3. Get some rest. Families and caregivers often feel obligated to stay at the bedside day and night, neglecting their own needs. You may be tempted to forego sleep, food, or even hygiene in favor of staying by your loved one’s side. Realistically, it’s not possible to keep that up for long before crashing. The best way you can help your loved one is by taking care of yourself, keeping a clear mind and not making decisions when overstressed or exhausted. This is especially true when your loved one is sedated or comatose and is not aware of your presence. Save your energy for when they can appreciate your company.
4. You can’t always trust “Dr. Google.” It’s great to educate yourself as much as possible and research your loved one’s condition, but remember to consider the source. Is your information coming from peer-reviewed, scientific journal articles, or internet forums where anyone with a computer can post their opinion? There is a vast quantity of information available on the web, and sifting through the detritus to get to the facts can be a monumental task. Remember, ICUs are specialized based on the patient’s diagnosis, and your loved one’s doctor has probably seen many similar cases. Trust her judgment unless it strikes you as dangerous or contrary to your loved one’s wishes.
5. Keep communication open and positive. We’ve all heard the saying “the squeaky wheel gets the grease,” but in reality this approach can often be counterproductive. Advocate for your loved one, ask questions, but remain polite and respectful. ICU nurses work long hours on their feet, providing care for the sickest of the sick, and your loved one is probably not their only patient. Be patient and try to keep things in perspective. Your loved one’s care team is there to help and will respond proactively when you communicate in a cooperative manner.

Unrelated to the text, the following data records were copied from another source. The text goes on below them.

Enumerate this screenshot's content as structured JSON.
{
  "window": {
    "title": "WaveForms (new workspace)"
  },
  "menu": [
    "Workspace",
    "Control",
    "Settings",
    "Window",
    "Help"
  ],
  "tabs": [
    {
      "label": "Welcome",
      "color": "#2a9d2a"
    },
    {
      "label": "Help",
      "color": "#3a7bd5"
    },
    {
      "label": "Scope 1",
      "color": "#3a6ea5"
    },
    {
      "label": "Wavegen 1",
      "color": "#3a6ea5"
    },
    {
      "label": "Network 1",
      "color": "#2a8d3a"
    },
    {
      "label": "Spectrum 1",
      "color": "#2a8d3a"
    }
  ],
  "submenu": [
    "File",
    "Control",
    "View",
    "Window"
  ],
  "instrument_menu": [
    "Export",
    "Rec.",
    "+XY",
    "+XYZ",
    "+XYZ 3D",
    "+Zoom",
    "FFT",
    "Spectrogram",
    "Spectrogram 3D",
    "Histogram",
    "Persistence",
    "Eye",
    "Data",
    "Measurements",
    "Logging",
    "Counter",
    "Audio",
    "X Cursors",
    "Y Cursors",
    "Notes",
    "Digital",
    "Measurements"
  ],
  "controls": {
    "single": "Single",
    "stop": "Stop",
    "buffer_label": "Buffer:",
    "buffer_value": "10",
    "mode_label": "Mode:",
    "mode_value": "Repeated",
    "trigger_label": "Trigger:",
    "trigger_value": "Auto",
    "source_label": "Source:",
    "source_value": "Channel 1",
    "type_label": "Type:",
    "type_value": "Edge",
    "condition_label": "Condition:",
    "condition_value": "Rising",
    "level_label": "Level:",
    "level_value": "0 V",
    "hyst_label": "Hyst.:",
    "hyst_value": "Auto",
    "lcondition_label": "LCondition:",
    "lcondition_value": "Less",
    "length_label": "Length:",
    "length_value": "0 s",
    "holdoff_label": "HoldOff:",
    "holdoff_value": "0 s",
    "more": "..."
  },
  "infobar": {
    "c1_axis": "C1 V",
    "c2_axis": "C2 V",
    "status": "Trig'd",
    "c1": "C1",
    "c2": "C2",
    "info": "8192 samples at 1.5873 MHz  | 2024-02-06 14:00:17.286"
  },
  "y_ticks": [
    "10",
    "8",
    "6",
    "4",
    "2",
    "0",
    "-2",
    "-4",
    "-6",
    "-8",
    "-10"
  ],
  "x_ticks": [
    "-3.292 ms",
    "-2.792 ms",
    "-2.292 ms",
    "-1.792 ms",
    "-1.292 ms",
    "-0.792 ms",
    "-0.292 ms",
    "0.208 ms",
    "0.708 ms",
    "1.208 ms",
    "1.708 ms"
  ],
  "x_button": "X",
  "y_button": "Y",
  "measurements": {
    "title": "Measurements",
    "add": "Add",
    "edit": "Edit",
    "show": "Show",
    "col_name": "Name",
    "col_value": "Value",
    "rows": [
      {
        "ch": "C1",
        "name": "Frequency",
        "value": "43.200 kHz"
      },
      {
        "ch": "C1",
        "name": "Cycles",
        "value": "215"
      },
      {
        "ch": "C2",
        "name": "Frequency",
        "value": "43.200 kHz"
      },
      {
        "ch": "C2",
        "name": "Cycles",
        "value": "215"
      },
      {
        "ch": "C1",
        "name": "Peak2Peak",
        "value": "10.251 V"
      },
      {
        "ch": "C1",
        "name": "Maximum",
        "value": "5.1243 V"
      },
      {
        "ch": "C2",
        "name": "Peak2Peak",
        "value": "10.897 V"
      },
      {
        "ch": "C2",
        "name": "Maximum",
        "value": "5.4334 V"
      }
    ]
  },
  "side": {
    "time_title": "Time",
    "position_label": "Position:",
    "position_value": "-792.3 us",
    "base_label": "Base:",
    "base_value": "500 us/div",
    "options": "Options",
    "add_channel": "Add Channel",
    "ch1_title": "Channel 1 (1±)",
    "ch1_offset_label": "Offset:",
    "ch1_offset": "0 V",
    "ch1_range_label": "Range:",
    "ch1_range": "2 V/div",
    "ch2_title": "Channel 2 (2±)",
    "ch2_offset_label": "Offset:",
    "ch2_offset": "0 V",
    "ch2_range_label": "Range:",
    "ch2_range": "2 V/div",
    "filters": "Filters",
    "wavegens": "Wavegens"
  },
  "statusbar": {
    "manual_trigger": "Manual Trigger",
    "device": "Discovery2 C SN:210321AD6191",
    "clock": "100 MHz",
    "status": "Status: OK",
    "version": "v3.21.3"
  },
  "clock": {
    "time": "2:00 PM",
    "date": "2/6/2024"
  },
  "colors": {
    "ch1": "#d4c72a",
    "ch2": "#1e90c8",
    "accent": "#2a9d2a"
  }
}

6. Don’t panic. The ICU can be a scary place. Monitors flash, machines alarm, and it’s nearly impossible for the layman to know what’s really an emergency and what’s not. Follow this golden rule: “If the nurse is not panicking, everything is probably okay.” In most ICUs there is a central monitor at the nurse’s station where staff can keep tabs on all the patient’s status from one place. Even if your loved one’s nurse is not in the room to see the monitor alarming, chances are someone can see their vital signs from the desk and would certainly rush in were it an actual emergency. Not all alarms are created equal: IV pumps beep to let the nurse know an infusion is finished, ventilators alarm when the patient coughs, and monitors flash when a patient’s heart rate goes above or below a certain threshold. If you’re concerned about something you see or hear in the room, again it’s important to ask questions.
7. Consider and respect your loved one’s wishes. Ideally, every family would lay out in writing what kind of interventions they would want in a worst case scenario. Unfortunately, calamity often strikes without warning, and families are left wondering what their loved one would have wanted. If the prognosis is poor, or your loved one is suffering without much hope of regaining their former quality of life, don’t feel guilty about looking into palliative care options. Of course very few of us want to be in the difficult position of needing to make critical decisions regarding next steps of care. In these circumstances, don’t let guilt or other emotions, especially about past conflict or strife with your loved one, influence your decision about their care. The most important thing to consider is what is best for the patient, their prior wishes and their quality of life.
We understand that the ICU can be a very intimidating stressful experience, much of which seems outside your control. Taking care of yourself, staying as objective as possible and communicating can help to remove some of the anxiety and helplessness that most of us feel when faced with this experience.